|시간 제한||메모리 제한||제출||정답||맞은 사람||정답 비율|
|10 초 (추가 시간 없음)||1024 MB (추가 메모리 없음)||4||4||4||100.000%|
You are entering a raffle for a lifetime supply of pancakes. N tickets have already been sold. Each ticket contains a single integer between 1 and K, inclusive. Different tickets are allowed to contain the same integer. You know exactly which numbers are on all of the tickets already sold and would like to maximize your odds of winning by purchasing two tickets (possibly with the same integer on them). You are allowed to choose which integers between 1 and K, inclusive, are on the two tickets.
You know you are the last customer, so after you purchase your tickets, no more tickets will be purchased. Then, an integer c between 1 and K, inclusive, is chosen uniformly at random. If one of your tickets is strictly closer to c than all other tickets or if both of your tickets are the same distance to c and strictly closer than all other tickets, then you win the raffle. Otherwise, you do not win the raffle.

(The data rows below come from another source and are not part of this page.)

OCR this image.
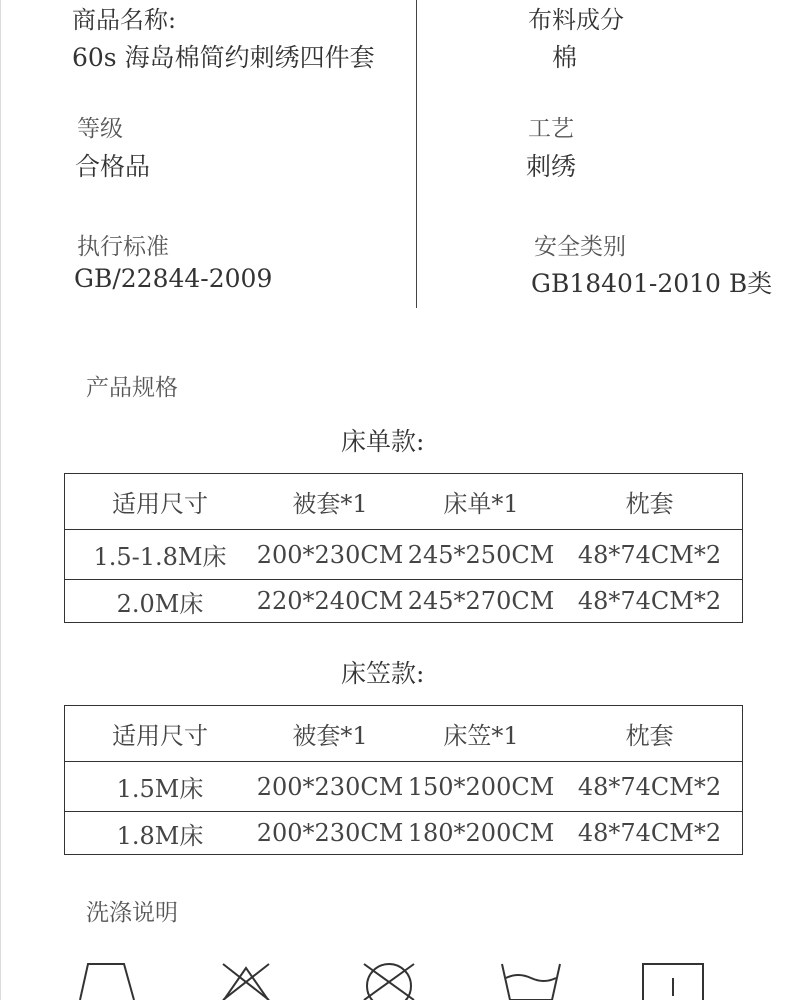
商品名称:
60s 海岛棉简约刺绣四件套
布料成分
棉
等级
合格品
工艺
刺绣
执行标准
GB/22844-2009
安全类别
GB18401-2010 B类
产品规格
床单款:
适用尺寸	被套*1	床单*1	枕套
1.5-1.8M床	200*230CM	245*250CM	48*74CM*2
2.0M床	220*240CM	245*270CM	48*74CM*2
床笠款:
适用尺寸	被套*1	床笠*1	枕套
1.5M床	200*230CM	150*200CM	48*74CM*2
1.8M床	200*230CM	180*200CM	48*74CM*2
洗涤说明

Given the integers on the N tickets purchased so far, what is the maximum probability of winning the raffle you can achieve by choosing the integers on your two tickets optimally?
The first line of the input gives the number of test cases, T. T test cases follow. Each test case consists of two lines. The first line of a test case contains two integers N and K: the number of tickets already sold and the limit of the range of integers to pick from, respectively. The second line contains N integers P1, P2, …, PN, representing the integers on the tickets that have already been purchased.
For each test case, output one line containing
Case #x: y, where
x is the test case number (starting from 1) and
y is the maximum win probability you can achieve if you choose your tickets optimally.
y will be considered correct if it is within an absolute or relative error of 10−6 of the correct answer.
4 3 10 1 3 7 4 10 4 1 7 3 4 3 1 2 3 2 4 4 1 2 4 2
Case #1: 0.5 Case #2: 0.4 Case #3: 0.0 Case #4: 0.25
In Sample Case #1, you can purchase tickets with the integers 4 and 8 on them and then win if 4,5,8,9, or 10 are chosen giving you 5/10=0.5 probability of winning. Purchasing tickets with the integers 6 and 8 on them also yields a 0.5 probability of winning, but no combination yields more.
In Sample Case #2, 6 and 8 is a possible optimal pair of tickets, which wins when c is one of 6,8,9, or 10. Note that the integers on the tickets are not necessarily given in sorted order.
In Sample Case #3, every possible c is at distance 0 from an already purchased ticket, so you cannot win regardless of your choices.
In Sample Case #4, if you pick 3 for at least one of your tickets, you win on c=3, for 1/4=0.25 win probability. There is no way to win when c is any other integer, so that is the best you can do.